Forget about Moody's! They're part of the great distraction preventing us from focusing on our real problems. There's nothing that Moody's and the bond markets can do to hurt us, unless we let them. Let's not let them. Tell them to bring it on! And, if they do, tell them to keep in mind Beowulf's admonition:
”I don’t think we’ll see Moody’s or any other rating service based in the US ever downgrade US Treasuries. It would cause a tremendous amount of financial loss and would leave Moody’s and its executives exposed to criminal prosecution. If I were Moody’s general counsel, I’d tell the CEO in no uncertain terms, Do Not Tug On Superman’s Cape.
14th Amendment, Sect. 4
”. . . .the validity of the public debt of the United States, authorized by law… shall not be questioned”
Criminal Mischief statute
18 US 1361. Government property or contracts
"Whoever willfully injures or commits any depredation against any property of the United States, or of any department or agency thereof, or any property which has been or is being manufactured or constructed for the United States, or any department or agency thereof, or attempts to commit any of the foregoing offenses, shall be punished as follows:
If the damage or attempted damage to such property exceeds the sum of $1,000, by a fine under this title or imprisonment for not more than ten years, or both; if the damage or attempted damage to such property does not exceed the sum of $1,000, by a fine under this title or by imprisonment for not more than one year, or both."

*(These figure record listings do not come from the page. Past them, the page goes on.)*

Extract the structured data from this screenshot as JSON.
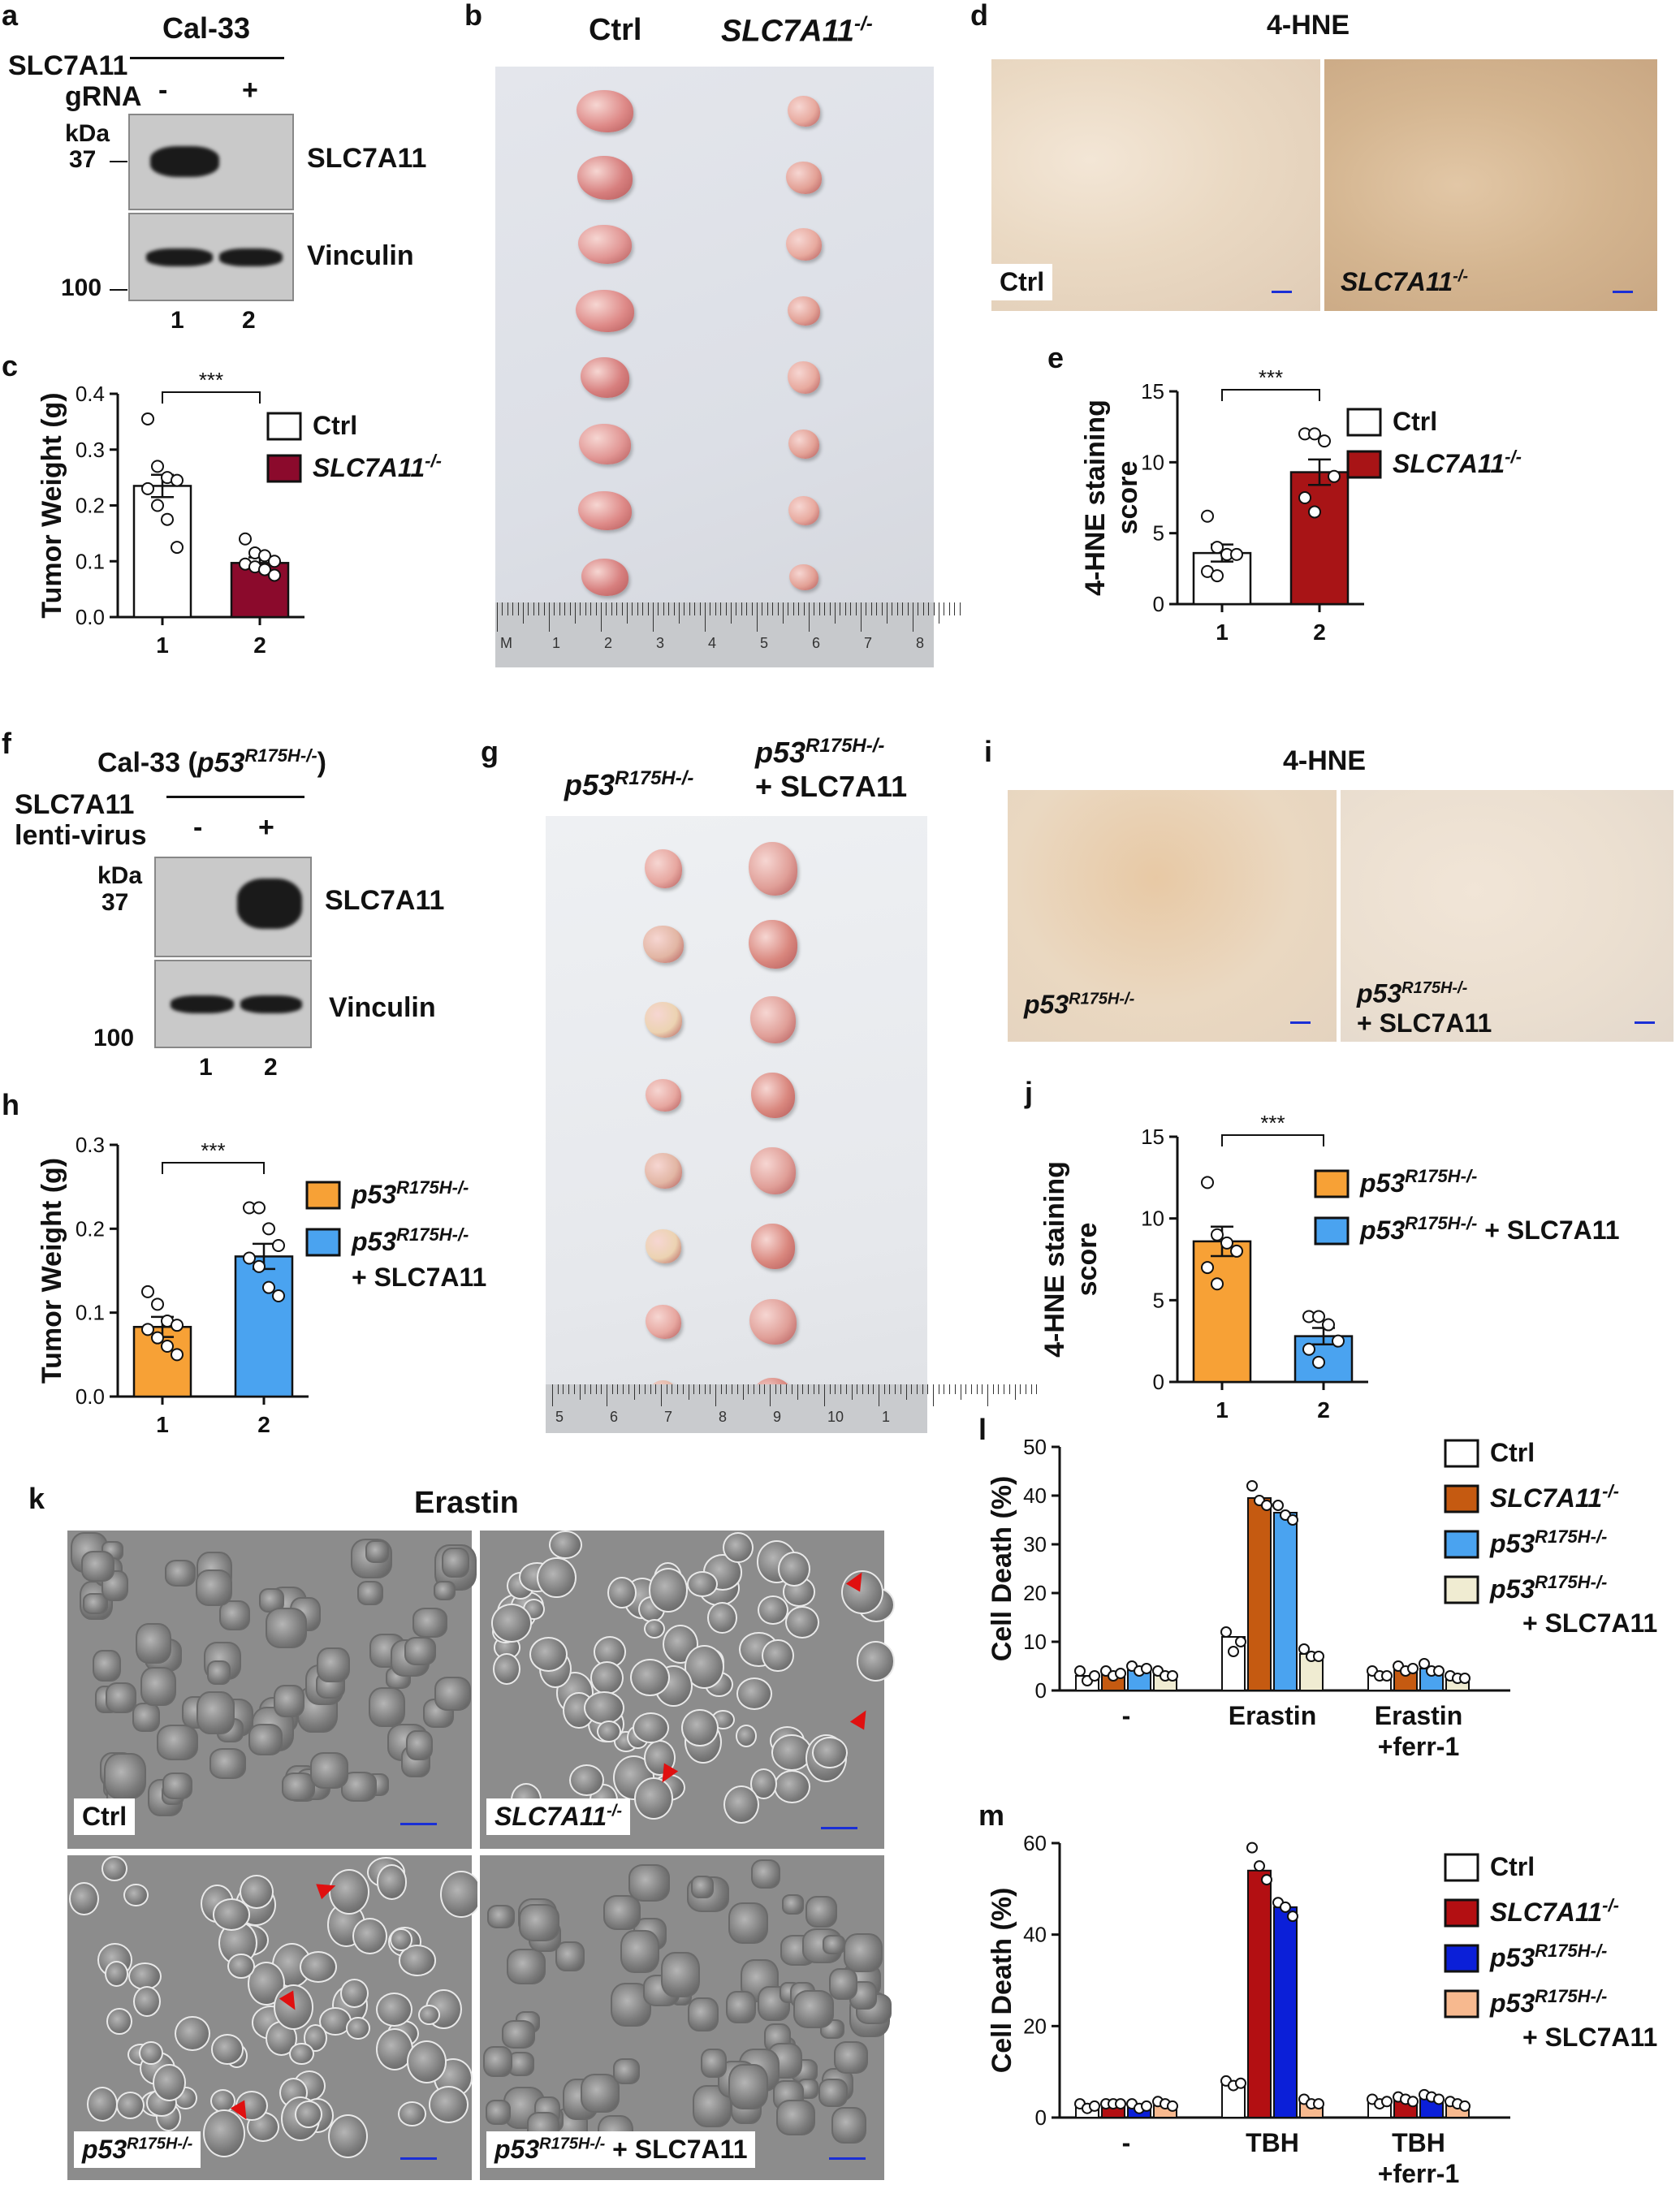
{
  "panels": {
    "a": {
      "letter": "a",
      "cell_line": "Cal-33",
      "row_label1": "SLC7A11",
      "row_label2": "gRNA",
      "lane_signs": [
        "-",
        "+"
      ],
      "kda": "kDa",
      "mw_37": "37",
      "mw_100": "100",
      "band1": "SLC7A11",
      "band2": "Vinculin",
      "lanes": [
        "1",
        "2"
      ]
    },
    "b": {
      "letter": "b",
      "col1": "Ctrl",
      "col2": "SLC7A11",
      "col2_sup": "-/-",
      "ruler_nums": [
        "M",
        "1",
        "2",
        "3",
        "4",
        "5",
        "6",
        "7",
        "8"
      ]
    },
    "c": {
      "letter": "c"
    },
    "d": {
      "letter": "d",
      "title": "4-HNE",
      "img1_label": "Ctrl",
      "img2_label": "SLC7A11",
      "img2_sup": "-/-"
    },
    "e": {
      "letter": "e"
    },
    "f": {
      "letter": "f",
      "cell_line": "Cal-33 (",
      "cell_line_gene": "p53",
      "cell_line_sup": "R175H-/-",
      "cell_line_end": ")",
      "row_label1": "SLC7A11",
      "row_label2": "lenti-virus",
      "lane_signs": [
        "-",
        "+"
      ],
      "kda": "kDa",
      "mw_37": "37",
      "mw_100": "100",
      "band1": "SLC7A11",
      "band2": "Vinculin",
      "lanes": [
        "1",
        "2"
      ]
    },
    "g": {
      "letter": "g",
      "col1_gene": "p53",
      "col1_sup": "R175H-/-",
      "col2_gene": "p53",
      "col2_sup": "R175H-/-",
      "col2_extra": "+ SLC7A11",
      "ruler_nums": [
        "5",
        "6",
        "7",
        "8",
        "9",
        "10",
        "1"
      ]
    },
    "h": {
      "letter": "h"
    },
    "i": {
      "letter": "i",
      "title": "4-HNE",
      "img1_gene": "p53",
      "img1_sup": "R175H-/-",
      "img2_gene": "p53",
      "img2_sup": "R175H-/-",
      "img2_extra": "+ SLC7A11"
    },
    "j": {
      "letter": "j"
    },
    "k": {
      "letter": "k",
      "title": "Erastin",
      "labels": [
        "Ctrl",
        "SLC7A11",
        "p53",
        "p53"
      ],
      "sups": [
        "",
        "-/-",
        "R175H-/-",
        "R175H-/-"
      ],
      "extra4": " + SLC7A11"
    },
    "l": {
      "letter": "l"
    },
    "m": {
      "letter": "m"
    }
  },
  "chart_data": [
    {
      "id": "c",
      "type": "bar",
      "ylabel": "Tumor Weight (g)",
      "ylim": [
        0,
        0.4
      ],
      "yticks": [
        "0.0",
        "0.1",
        "0.2",
        "0.3",
        "0.4"
      ],
      "categories": [
        "1",
        "2"
      ],
      "significance": "***",
      "series": [
        {
          "name": "Ctrl",
          "color": "#ffffff",
          "value": 0.235,
          "err": 0.02,
          "points": [
            0.355,
            0.27,
            0.25,
            0.245,
            0.23,
            0.2,
            0.175,
            0.125
          ]
        },
        {
          "name": "SLC7A11-/-",
          "color": "#8b0a2c",
          "value": 0.097,
          "err": 0.01,
          "points": [
            0.14,
            0.115,
            0.11,
            0.1,
            0.095,
            0.09,
            0.085,
            0.075
          ]
        }
      ],
      "legend": [
        {
          "text": "Ctrl",
          "sup": ""
        },
        {
          "text": "SLC7A11",
          "sup": "-/-"
        }
      ]
    },
    {
      "id": "e",
      "type": "bar",
      "ylabel": "4-HNE staining score",
      "ylim": [
        0,
        15
      ],
      "yticks": [
        "0",
        "5",
        "10",
        "15"
      ],
      "categories": [
        "1",
        "2"
      ],
      "significance": "***",
      "series": [
        {
          "name": "Ctrl",
          "color": "#ffffff",
          "value": 3.6,
          "err": 0.6,
          "points": [
            6.2,
            4.0,
            3.5,
            3.5,
            2.3,
            2.0
          ]
        },
        {
          "name": "SLC7A11-/-",
          "color": "#a81416",
          "value": 9.3,
          "err": 0.9,
          "points": [
            12.0,
            12.0,
            11.5,
            9.0,
            7.5,
            6.5
          ]
        }
      ],
      "legend": [
        {
          "text": "Ctrl",
          "sup": ""
        },
        {
          "text": "SLC7A11",
          "sup": "-/-"
        }
      ]
    },
    {
      "id": "h",
      "type": "bar",
      "ylabel": "Tumor Weight (g)",
      "ylim": [
        0,
        0.3
      ],
      "yticks": [
        "0.0",
        "0.1",
        "0.2",
        "0.3"
      ],
      "categories": [
        "1",
        "2"
      ],
      "significance": "***",
      "series": [
        {
          "name": "p53R175H-/-",
          "color": "#f7a136",
          "value": 0.083,
          "err": 0.012,
          "points": [
            0.125,
            0.11,
            0.09,
            0.085,
            0.08,
            0.07,
            0.06,
            0.05
          ]
        },
        {
          "name": "p53R175H-/- + SLC7A11",
          "color": "#4aa3f0",
          "value": 0.167,
          "err": 0.015,
          "points": [
            0.225,
            0.225,
            0.2,
            0.18,
            0.165,
            0.155,
            0.13,
            0.12
          ]
        }
      ],
      "legend": [
        {
          "text": "p53",
          "sup": "R175H-/-",
          "extra": ""
        },
        {
          "text": "p53",
          "sup": "R175H-/-",
          "extra": "+ SLC7A11"
        }
      ]
    },
    {
      "id": "j",
      "type": "bar",
      "ylabel": "4-HNE staining score",
      "ylim": [
        0,
        15
      ],
      "yticks": [
        "0",
        "5",
        "10",
        "15"
      ],
      "categories": [
        "1",
        "2"
      ],
      "significance": "***",
      "series": [
        {
          "name": "p53R175H-/-",
          "color": "#f7a136",
          "value": 8.6,
          "err": 0.9,
          "points": [
            12.2,
            9.0,
            8.5,
            8.0,
            7.0,
            6.0
          ]
        },
        {
          "name": "p53R175H-/- + SLC7A11",
          "color": "#4aa3f0",
          "value": 2.8,
          "err": 0.5,
          "points": [
            4.0,
            4.0,
            3.5,
            2.5,
            2.0,
            1.2
          ]
        }
      ],
      "legend": [
        {
          "text": "p53",
          "sup": "R175H-/-",
          "extra": ""
        },
        {
          "text": "p53",
          "sup": "R175H-/-",
          "extra": " + SLC7A11"
        }
      ]
    },
    {
      "id": "l",
      "type": "bar",
      "ylabel": "Cell Death (%)",
      "ylim": [
        0,
        50
      ],
      "yticks": [
        "0",
        "10",
        "20",
        "30",
        "40",
        "50"
      ],
      "categories": [
        "-",
        "Erastin",
        "Erastin\n+ferr-1"
      ],
      "series": [
        {
          "name": "Ctrl",
          "color": "#ffffff",
          "values": [
            3.0,
            11.0,
            3.5
          ],
          "points": [
            [
              4,
              2,
              3
            ],
            [
              12,
              8,
              10
            ],
            [
              4,
              3,
              3
            ]
          ]
        },
        {
          "name": "SLC7A11-/-",
          "color": "#c55a11",
          "values": [
            3.5,
            39.5,
            4.5
          ],
          "points": [
            [
              4,
              3,
              3.5
            ],
            [
              42,
              39,
              38
            ],
            [
              5,
              4,
              4.5
            ]
          ]
        },
        {
          "name": "p53R175H-/-",
          "color": "#4aa3f0",
          "values": [
            4.5,
            36.5,
            4.5
          ],
          "points": [
            [
              5,
              4,
              4.5
            ],
            [
              38,
              36,
              35
            ],
            [
              5.5,
              4,
              4
            ]
          ]
        },
        {
          "name": "p53R175H-/- + SLC7A11",
          "color": "#f0ecd2",
          "values": [
            3.5,
            7.5,
            2.5
          ],
          "points": [
            [
              4,
              3,
              3
            ],
            [
              8.5,
              7,
              7
            ],
            [
              3,
              2.5,
              2.5
            ]
          ]
        }
      ],
      "legend": [
        {
          "text": "Ctrl",
          "sup": ""
        },
        {
          "text": "SLC7A11",
          "sup": "-/-"
        },
        {
          "text": "p53",
          "sup": "R175H-/-"
        },
        {
          "text": "p53",
          "sup": "R175H-/-",
          "extra": "+ SLC7A11"
        }
      ]
    },
    {
      "id": "m",
      "type": "bar",
      "ylabel": "Cell Death (%)",
      "ylim": [
        0,
        60
      ],
      "yticks": [
        "0",
        "20",
        "40",
        "60"
      ],
      "categories": [
        "-",
        "TBH",
        "TBH\n+ferr-1"
      ],
      "series": [
        {
          "name": "Ctrl",
          "color": "#ffffff",
          "values": [
            2.5,
            7.5,
            3.5
          ],
          "points": [
            [
              3,
              2,
              2.5
            ],
            [
              8,
              7,
              7.5
            ],
            [
              4,
              3,
              3.5
            ]
          ]
        },
        {
          "name": "SLC7A11-/-",
          "color": "#b30f12",
          "values": [
            3.0,
            54.0,
            4.0
          ],
          "points": [
            [
              3,
              3,
              3
            ],
            [
              59,
              55,
              52
            ],
            [
              4.5,
              4,
              3.5
            ]
          ]
        },
        {
          "name": "p53R175H-/-",
          "color": "#0b1fd8",
          "values": [
            2.5,
            46.0,
            4.5
          ],
          "points": [
            [
              3,
              2,
              2.5
            ],
            [
              47,
              46,
              44
            ],
            [
              5,
              4.5,
              4
            ]
          ]
        },
        {
          "name": "p53R175H-/- + SLC7A11",
          "color": "#f7b98f",
          "values": [
            3.0,
            3.5,
            3.0
          ],
          "points": [
            [
              3.5,
              3,
              2.5
            ],
            [
              4,
              3,
              3
            ],
            [
              3.5,
              3,
              2.5
            ]
          ]
        }
      ],
      "legend": [
        {
          "text": "Ctrl",
          "sup": ""
        },
        {
          "text": "SLC7A11",
          "sup": "-/-"
        },
        {
          "text": "p53",
          "sup": "R175H-/-"
        },
        {
          "text": "p53",
          "sup": "R175H-/-",
          "extra": "+ SLC7A11"
        }
      ]
    }
  ]
}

And Bill Michell's Conclusion in his post on outlawing the credit rating agencies:
"The real question that I always ask is why governments allow these undemocratic criminal organisations to exist. They can just outlaw them. This would force the corporate players to create better ways of informing the markets about their risk characteristics and leave governments alone to do what they are democratically elected to do – advance public purpose.
Further. as part of my preferred financial market reforms I would render illegal a whole swag of derivative assets which would lessen the problem of pricing risk.
It is time to wean the private financial markets off these agencies. The best way would be to declare them illegal.
The last thing that a sovereign government should be doing right now is cutting back on its fiscal stimulus."
Which, of course, is exactly what Moody's wants us to do.